AI systems, in their computational way, follow a similar pattern. They extract statistical relationships from observed data, build abstract representations of visual concepts, and generate new outputs influenced, but not determined, by what they've "seen."
This process mirrors how human creativity has always functioned. No artist creates in a vacuum – we all build upon the accumulated cultural knowledge of those who came before us. Every artistic movement, from Renaissance painting to jazz music, emerges from this process of learning, transformation, and creation.
The path forward
The most productive path forward isn't found in misguided accusations of theft or attempts to restrict this technology. Instead, it lies in embracing AI as a new creative tool with unique capabilities and limitations.

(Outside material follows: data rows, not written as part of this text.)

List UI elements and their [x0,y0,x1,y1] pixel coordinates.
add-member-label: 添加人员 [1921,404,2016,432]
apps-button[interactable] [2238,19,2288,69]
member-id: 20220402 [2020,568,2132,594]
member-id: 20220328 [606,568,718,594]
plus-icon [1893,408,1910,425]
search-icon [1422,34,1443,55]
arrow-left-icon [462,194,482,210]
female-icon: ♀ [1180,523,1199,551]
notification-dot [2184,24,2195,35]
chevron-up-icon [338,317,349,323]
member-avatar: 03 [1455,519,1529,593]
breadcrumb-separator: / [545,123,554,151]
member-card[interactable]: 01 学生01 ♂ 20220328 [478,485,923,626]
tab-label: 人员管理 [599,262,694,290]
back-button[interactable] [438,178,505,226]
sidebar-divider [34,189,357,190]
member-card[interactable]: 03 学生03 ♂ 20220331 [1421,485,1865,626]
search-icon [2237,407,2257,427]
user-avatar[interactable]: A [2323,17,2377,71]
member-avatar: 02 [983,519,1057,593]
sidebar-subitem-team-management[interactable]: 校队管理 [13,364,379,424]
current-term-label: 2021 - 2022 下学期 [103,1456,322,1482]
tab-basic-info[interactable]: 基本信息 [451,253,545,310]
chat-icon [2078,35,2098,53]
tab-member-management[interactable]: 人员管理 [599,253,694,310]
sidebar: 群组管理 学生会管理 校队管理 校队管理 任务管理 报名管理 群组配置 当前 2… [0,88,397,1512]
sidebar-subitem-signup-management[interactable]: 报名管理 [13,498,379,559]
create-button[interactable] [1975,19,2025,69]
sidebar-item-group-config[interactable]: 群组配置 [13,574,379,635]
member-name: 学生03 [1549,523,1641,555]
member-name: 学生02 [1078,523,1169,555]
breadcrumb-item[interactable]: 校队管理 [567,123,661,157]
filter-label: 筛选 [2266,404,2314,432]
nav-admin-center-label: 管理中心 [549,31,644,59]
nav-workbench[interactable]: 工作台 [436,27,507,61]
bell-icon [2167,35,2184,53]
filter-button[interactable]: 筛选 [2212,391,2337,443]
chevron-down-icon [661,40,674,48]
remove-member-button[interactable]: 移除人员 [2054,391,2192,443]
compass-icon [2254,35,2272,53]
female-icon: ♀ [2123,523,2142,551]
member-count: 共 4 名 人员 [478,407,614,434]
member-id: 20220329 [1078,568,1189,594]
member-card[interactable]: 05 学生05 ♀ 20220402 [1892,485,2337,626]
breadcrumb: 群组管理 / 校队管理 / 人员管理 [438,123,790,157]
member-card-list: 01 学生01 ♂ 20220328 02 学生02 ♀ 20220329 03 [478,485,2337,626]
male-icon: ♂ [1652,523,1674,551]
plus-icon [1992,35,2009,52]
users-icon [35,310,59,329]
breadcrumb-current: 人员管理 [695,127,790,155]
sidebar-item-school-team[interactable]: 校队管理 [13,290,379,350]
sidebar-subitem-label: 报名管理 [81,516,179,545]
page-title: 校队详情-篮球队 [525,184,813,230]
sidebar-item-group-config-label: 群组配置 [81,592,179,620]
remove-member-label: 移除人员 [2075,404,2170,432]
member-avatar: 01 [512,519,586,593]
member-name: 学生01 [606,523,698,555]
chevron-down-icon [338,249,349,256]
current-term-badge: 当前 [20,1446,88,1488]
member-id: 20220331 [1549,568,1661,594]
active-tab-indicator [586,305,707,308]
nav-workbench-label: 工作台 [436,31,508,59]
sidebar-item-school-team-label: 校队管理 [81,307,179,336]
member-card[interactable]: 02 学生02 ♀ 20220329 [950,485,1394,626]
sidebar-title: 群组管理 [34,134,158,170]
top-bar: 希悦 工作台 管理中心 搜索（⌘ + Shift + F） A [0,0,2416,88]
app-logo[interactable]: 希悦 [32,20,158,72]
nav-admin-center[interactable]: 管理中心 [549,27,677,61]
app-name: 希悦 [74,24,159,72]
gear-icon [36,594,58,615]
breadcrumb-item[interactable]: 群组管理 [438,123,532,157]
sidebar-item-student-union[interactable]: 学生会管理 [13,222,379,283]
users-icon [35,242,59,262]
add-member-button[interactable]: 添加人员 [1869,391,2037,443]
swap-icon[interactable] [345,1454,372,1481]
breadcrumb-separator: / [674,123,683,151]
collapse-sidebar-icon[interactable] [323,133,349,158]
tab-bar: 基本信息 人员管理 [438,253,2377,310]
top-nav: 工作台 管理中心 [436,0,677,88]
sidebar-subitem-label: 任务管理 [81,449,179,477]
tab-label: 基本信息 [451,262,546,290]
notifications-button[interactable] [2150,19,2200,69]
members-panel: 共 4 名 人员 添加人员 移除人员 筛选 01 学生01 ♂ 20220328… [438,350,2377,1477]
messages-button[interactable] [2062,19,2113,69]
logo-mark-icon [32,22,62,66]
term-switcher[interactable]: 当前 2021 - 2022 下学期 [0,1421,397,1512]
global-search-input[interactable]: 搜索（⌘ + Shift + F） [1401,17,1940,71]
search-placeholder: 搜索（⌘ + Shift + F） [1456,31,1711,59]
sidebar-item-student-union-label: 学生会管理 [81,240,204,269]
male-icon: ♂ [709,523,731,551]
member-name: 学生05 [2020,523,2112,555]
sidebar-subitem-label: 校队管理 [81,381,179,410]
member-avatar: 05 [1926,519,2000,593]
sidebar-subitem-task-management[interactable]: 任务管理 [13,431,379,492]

Just as photography created new forms of visual expression without eliminating painting, AI art offers new creative possibilities without replacing human artistry. Artists who view AI as a collaborative tool rather than a threat are already creating works that wouldn't have been possible with either human or machine working alone.
Our real challenge isn't protecting existing creative practices from theft (a premise that doesn't hold up to scrutiny). Instead, it's about navigating the broader societal transformation as AI technology reshapes creative industries and virtually every domain of human activity.
How will we distribute the unprecedented productivity of this technological revolution? How will we redefine meaning and purpose when many traditional forms of work – not just in art – become automated? These questions extend beyond art and demand sophisticated social solutions, not technological retreat.
Conclusion
AI art isn't theft – it's the latest chapter in humanity's ongoing exploration of creative expression. Like photography before it, it will ultimately be judged not by the controversies of its early days but by the new forms of beauty and meaning it enables us to create.
As an AI artist, I create with confidence that my work stands on solid ethical ground. I use these tools to extend human creativity, not to replace or devalue it. The result is a new form of collaborative creation that honours a rich tradition.